How to get tag name of root element in an XML document w/ XSLT?

Question

Hi all, I'm interested in assigning the tag name of the root element in an xml document to an xslt variable. For instance, if the document looked like (minus the DTD):

<foo xmlns="http://....."&gt;
    <bar>1</bar>
</foo>

and I wanted to assign the string 'foo' to an xslt variable. Is there a way to reference that?

Thanks, Matt

Answer 1

Figured it out. The function name() given the parameter * will return foo.

Answer 2

Hi,

I think you want to retrieve the name of the outermost XML element. This can be done like in the following XSL sample:

<?xml version="1.0" encoding="UTF-8" ?>
<xsl:stylesheet version="1.0" xmlns:xsl="http://www.w3.org/1999/XSL/Transform"&gt;

  <xsl:variable name="outermostElementName" select="name(/*)" />

  <xsl:template match="/">
    <xsl:value-of select="$outermostElementName"/>
  </xsl:template>
</xsl:stylesheet>

Please note that there is a slight difference in XPath terminology:

The top of the tree is a root node (1.0 terminology) or document node (2.0). This is what "/" refers to. It's not an element: it's the parent of the outermost element (and any comments and processing instructions that precede or follow the outermost element). The root node has no name.
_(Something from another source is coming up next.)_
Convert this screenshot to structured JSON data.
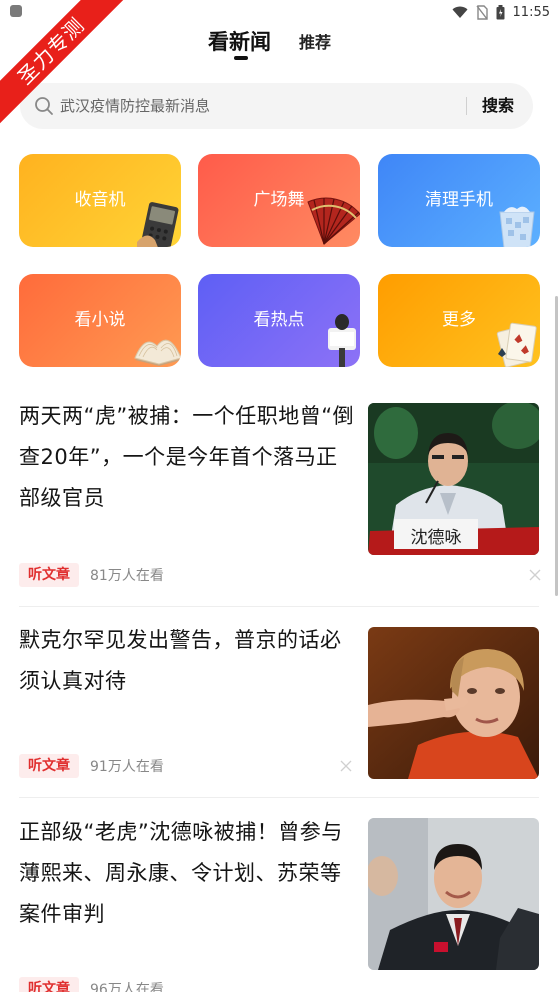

See http://www.dpawson.co.uk/xsl/sect2/root.html#d9799e301

Answer 3

you want local-name()

Answer 4

Use the XPath name() function.

One XPath expression to obtain the name of the top (not root!) element is:

       name(/*)

The name() function returns the fully-qualified name of the node, so for an element <bar:foo/> the string "bar:foo" will be returned.

In case only the local part of the name is wanted (no prefix and ":"), then the XPath local-name() function should be used.